Reinaldo Michelena (SeisPetro Geoconsulting)
This talk describes a workflow to estimate recovery in tight reservoirs that uses flow simulation models constrained by seismic data, geomechanical parameters, and hydraulic stages properties. The goal of the workflow is the rapid testing of different hydraulic stage scenarios in the presence of natural fractures and other hypotheses that can be compared to select the one that yields optimal recovery. All the parameters of interest are generated directly into a flow simulation grid centered on the horizontal well. Thickness of hydraulic stages equals that of one cell of the simulation grid and therefore, details of individual hydraulic fractures are not explicitly considered, allowing modeling of larger reservoir scale effects on recovery. The first step is the estimation of natural fracture orientations using seismic data calibrated with independent fracture information. Then, the flow grid is also populated with geomechanical parameters such as stress field and stress orientations, pore pressure, and friction coefficient. After defining locations and geometry of hydraulic stages along the well path and assuming fluid pressure decay functions away from the hydraulic stages, we use Mohr-Coulomb faulting theory to estimate which natural fractures are more prone to reactivation after hydraulic stimulation.
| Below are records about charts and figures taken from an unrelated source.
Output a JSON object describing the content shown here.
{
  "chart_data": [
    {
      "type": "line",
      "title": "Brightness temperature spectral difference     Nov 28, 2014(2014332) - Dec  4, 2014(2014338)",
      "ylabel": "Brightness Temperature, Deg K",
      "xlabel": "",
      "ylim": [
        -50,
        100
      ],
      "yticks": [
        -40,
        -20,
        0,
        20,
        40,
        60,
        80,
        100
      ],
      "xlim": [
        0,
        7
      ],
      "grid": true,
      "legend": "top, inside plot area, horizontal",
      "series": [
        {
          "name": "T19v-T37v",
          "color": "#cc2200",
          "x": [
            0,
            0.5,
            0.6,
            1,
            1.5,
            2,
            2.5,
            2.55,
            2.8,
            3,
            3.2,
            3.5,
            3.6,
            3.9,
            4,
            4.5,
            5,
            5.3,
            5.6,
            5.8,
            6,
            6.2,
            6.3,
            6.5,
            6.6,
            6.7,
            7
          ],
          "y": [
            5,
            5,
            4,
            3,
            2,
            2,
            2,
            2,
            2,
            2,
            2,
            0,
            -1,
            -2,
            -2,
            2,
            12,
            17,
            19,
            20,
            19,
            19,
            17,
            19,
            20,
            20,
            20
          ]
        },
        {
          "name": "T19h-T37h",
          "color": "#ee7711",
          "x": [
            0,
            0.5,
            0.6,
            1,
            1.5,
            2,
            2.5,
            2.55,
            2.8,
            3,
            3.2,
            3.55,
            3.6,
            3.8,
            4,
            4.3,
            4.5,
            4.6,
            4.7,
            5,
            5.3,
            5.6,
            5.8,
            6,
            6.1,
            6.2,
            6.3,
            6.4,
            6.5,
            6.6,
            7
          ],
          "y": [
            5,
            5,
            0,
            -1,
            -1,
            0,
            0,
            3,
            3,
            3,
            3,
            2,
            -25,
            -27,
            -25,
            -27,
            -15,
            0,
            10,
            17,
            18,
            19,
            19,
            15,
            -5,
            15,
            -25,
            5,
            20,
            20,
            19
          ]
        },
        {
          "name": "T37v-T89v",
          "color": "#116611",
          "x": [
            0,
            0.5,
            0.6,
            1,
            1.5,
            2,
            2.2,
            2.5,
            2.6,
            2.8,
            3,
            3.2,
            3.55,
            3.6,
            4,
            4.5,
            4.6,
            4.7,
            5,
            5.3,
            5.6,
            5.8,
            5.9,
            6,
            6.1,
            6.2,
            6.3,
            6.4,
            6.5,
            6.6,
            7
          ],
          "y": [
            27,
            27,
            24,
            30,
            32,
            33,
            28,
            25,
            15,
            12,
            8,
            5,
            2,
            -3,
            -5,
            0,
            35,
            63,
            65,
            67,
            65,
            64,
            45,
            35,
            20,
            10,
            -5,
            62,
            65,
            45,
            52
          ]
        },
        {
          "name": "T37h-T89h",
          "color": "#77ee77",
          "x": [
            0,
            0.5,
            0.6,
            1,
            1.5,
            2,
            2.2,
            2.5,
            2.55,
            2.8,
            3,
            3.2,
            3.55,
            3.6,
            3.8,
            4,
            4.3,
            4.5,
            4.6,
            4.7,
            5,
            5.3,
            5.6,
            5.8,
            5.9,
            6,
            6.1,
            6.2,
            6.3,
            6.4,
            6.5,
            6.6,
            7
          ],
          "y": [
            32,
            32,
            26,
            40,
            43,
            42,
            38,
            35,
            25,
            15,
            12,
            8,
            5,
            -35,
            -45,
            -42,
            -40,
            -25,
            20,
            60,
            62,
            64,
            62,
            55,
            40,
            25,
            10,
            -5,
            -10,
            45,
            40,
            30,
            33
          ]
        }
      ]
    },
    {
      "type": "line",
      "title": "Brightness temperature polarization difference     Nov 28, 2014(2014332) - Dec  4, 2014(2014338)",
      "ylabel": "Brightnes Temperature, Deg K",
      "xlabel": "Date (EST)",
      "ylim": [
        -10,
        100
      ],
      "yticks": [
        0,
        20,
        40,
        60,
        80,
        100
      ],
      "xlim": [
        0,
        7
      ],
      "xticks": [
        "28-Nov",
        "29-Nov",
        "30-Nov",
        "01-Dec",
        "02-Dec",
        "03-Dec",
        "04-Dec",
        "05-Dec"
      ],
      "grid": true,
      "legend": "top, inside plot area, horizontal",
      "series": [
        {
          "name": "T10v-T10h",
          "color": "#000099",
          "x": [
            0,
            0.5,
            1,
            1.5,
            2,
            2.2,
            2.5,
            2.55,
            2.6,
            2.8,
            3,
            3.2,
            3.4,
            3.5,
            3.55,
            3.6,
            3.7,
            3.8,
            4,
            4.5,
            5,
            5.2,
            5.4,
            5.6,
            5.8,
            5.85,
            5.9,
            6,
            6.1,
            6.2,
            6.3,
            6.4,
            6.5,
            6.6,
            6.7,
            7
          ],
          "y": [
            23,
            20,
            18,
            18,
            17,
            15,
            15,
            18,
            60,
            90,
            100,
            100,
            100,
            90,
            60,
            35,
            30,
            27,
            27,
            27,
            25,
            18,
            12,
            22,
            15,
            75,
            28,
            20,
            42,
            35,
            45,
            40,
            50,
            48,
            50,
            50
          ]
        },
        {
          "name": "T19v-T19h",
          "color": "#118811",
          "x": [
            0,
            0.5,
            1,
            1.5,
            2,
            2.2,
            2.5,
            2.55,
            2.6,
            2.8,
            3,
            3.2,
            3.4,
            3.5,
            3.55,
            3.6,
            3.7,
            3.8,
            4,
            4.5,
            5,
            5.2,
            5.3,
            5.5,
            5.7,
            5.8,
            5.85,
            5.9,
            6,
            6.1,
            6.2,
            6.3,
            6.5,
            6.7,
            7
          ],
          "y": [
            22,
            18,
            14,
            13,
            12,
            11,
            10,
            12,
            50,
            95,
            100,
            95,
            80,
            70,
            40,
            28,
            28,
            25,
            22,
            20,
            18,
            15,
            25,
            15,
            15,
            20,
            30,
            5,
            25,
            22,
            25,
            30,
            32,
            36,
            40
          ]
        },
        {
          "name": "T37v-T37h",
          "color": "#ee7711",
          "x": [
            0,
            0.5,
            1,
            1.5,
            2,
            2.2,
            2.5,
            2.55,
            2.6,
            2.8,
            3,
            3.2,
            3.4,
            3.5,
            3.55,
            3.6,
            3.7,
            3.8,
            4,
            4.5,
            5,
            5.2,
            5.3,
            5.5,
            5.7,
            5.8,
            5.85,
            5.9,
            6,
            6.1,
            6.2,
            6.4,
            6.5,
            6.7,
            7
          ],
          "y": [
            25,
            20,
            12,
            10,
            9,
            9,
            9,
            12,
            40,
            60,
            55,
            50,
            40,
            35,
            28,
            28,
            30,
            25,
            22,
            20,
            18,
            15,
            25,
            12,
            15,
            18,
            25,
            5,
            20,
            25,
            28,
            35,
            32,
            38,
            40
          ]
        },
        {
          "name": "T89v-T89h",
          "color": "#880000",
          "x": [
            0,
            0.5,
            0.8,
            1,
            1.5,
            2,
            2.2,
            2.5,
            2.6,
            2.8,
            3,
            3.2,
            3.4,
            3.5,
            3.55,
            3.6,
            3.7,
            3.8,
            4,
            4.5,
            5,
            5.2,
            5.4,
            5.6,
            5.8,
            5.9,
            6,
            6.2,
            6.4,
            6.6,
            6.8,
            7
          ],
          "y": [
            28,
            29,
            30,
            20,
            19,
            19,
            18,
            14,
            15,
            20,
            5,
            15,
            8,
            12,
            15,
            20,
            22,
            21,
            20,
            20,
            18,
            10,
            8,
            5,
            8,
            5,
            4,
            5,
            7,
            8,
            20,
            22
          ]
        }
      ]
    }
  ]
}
This volume of reactivated natural fractures is then upscaled to effective fracture permeability that serves as input to an ultra-fast dual-permeability flow simulator. Finally, once the model is in the flow simulator, we use fluid properties and other dynamic parameters for calibrating with production information, changing the simulation model if needed, and performing long-term forecast. The application of the workflow is illustrated using a dataset from the Eagle Ford formation (South Texas) that consists of 3D seismic, outcrop descriptions, microseismic data, geomechanics measurements, and production information.
About the author
Reinaldo received a B.S. in physics from Universidad Simón Bolívar (Venezuela) and a Ph.D. in Geophysics from Stanford University. He has 35 years of experience in research, development, and application of seismic, petrophysics, and geological modeling methods for reservoir characterization. He worked 18 years for PDVSA-Intevep in Venezuela and 13 years for iReservoir, a consulting firm in the area of reservoir characterization and flow simulation. In 2017, he started SeisPetro Geoconsulting to continue the development and application of advanced techniques for reservoir characterization and modeling in conventional and unconventional reservoirs. He served as Associate Editor of the journal Geophysics in the area of seismic inversion and was Chairman of the Board of the magazine The Leading Edge. More recently, he was honored with the Life Membership Award of the Society of Exploration Geophysicists.